There are four major categories of land in Arizona: federal land (which makes up 42.2 percent), Indian Trust land (27.6 percent), private land (17.5 percent), and state land trust (12.7 percent).
It's not clear how Arizona would manage (or sell off) each parcel of land it acquired, but Barton and others sure made it sound like the only noticeable change would be on the land title. Opponents are skeptical.
Senator Andrea Dalessandro, the only committee member to vote no on the measures, said many of her constituents are "concerned that they would lose access to public lands, and that rich people will buy up the land and they won't be able to hunt [or use the areas recreationally]."
In speaking out against the bill, Sandy Bahr, chapter director of the Arizona Sierra Club, began by saying, "public lands belong to all Americans. They don't belong to the state of Arizona. The people of Arizona have been very clear about not wanting the state to take control of federal lands."
She then reminded the committee that the state has a terrible track record of land management, and said it's ridiculous to take on more land while we're already struggling to find funding for the state parks and trust we currently have. "We've chosen not to address sustainable funding [and] we don't have the dollars to manage those [areas]."
The bills' supporters seemed to shrug off her points about funding and management, saying instead that acquiring federal land will bring in billions.
"I envy a state like North Dakota that has control over their lands, and can reap the benefits of oil and natural gas," said Committee chairwoman, Sylvia Allen. She then went on to say--oddly, since no one had mentioned secession--that this "is not about leaving the U.S.; it's about being like the other states."
From there, the conversation got weirder: Allen went on a tangent about the federal deficit, the inflation rate, and how much she resents endangered species--"we have so many Endangered Species on our backs every day," is actually what she said.

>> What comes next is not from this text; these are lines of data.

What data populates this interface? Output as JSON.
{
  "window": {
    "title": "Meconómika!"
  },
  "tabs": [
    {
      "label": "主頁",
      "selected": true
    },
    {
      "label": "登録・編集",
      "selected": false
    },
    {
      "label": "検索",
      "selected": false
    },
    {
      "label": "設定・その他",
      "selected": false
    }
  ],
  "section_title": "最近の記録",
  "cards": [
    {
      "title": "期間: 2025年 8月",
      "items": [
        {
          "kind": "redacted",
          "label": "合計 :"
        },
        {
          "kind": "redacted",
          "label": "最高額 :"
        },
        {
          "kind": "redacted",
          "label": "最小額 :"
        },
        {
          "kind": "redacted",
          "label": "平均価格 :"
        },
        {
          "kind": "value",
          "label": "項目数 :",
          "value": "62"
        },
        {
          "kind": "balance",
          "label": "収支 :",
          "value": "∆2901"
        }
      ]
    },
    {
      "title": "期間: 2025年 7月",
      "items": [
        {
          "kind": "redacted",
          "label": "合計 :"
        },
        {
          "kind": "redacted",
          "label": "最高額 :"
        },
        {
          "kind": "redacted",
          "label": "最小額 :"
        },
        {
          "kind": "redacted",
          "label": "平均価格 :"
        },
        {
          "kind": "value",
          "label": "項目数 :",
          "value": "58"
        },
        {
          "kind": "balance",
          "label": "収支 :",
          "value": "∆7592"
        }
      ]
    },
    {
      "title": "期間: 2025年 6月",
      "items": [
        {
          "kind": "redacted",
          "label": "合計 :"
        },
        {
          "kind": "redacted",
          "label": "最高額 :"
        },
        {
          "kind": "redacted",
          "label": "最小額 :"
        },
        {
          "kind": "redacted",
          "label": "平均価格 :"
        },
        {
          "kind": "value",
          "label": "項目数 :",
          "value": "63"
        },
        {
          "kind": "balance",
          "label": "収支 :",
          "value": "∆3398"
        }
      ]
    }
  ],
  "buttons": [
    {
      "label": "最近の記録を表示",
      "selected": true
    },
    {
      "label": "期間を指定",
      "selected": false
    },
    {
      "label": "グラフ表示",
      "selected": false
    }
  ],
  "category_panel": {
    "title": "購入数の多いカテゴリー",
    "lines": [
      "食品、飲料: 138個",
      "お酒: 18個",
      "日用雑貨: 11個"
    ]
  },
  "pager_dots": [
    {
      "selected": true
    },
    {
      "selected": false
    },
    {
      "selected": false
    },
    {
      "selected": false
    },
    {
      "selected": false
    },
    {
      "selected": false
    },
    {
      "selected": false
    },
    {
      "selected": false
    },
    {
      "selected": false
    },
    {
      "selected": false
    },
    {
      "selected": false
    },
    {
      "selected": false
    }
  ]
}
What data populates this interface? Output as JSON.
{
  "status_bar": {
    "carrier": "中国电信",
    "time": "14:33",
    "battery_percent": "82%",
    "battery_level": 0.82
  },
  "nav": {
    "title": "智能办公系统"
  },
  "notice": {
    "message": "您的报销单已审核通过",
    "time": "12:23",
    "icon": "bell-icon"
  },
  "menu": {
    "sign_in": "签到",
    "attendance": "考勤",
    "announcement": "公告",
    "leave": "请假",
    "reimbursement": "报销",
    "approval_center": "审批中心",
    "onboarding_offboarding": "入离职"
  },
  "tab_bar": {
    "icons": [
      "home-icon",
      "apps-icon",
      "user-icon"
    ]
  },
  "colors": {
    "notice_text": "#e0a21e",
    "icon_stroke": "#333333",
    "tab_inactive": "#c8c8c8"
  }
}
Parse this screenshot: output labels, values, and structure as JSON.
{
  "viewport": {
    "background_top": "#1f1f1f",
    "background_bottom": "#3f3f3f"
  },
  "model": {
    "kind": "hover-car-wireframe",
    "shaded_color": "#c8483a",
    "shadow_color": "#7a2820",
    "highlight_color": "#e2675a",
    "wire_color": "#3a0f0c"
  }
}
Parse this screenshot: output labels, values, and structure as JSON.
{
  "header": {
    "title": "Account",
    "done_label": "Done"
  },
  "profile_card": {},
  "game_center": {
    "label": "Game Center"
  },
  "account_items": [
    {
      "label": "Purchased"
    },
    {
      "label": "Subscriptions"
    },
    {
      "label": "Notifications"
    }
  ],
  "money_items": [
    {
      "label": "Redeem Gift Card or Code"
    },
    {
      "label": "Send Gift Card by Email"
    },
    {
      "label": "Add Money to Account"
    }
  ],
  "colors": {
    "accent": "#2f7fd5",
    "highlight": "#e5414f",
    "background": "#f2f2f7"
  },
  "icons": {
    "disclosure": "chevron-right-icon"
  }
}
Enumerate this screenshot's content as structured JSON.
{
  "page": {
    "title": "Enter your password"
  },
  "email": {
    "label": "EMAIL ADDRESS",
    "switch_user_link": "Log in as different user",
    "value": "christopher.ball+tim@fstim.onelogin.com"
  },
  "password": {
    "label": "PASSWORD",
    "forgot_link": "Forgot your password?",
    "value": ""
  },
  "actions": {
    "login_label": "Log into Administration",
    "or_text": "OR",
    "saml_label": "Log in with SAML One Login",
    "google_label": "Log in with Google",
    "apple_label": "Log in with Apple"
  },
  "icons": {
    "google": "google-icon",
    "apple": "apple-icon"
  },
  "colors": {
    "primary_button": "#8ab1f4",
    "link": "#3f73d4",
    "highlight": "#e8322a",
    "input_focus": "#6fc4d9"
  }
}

Then Barton cited the Louisiana Purchase as precedence for her bills: "It was bought by the federal government and many of those [areas] are now owned by the states." And added that it was unfair to Arizona if other states owned most of their land while we couldn't--"If it's good enough for most states to have control over their lands, why isn't it good enough for us?" She also explained that her "intention is not to sell all the land and pour concrete over every surface in Arizona." (Umm, thank you?)
Bahr clarified that yes, in fact "the bills actually contain provisions for selling off lands, and talk about wanting to increase revenue from them." She says these bills are a distraction from real problems. "Trying to say that having ownership of federal public lands would address educational issues in Arizona is just so far beyond the pale--I mean, seriously, what would you do? Have a sale on federal public lands? Well that would mean all land prices would drop. I mean, there seems not to even be an understanding of basic market principles."
Representative Bob Thorpe, primary sponsor of one of the bills, proposed "charging the federal government the going rate for property taxes." His bill also mandates that the Attorney General take legal action if the lands are not transferred by the end of 2025. (Good luck with that one.)
All four measures passed 4 to 1, and will advance in the Senate.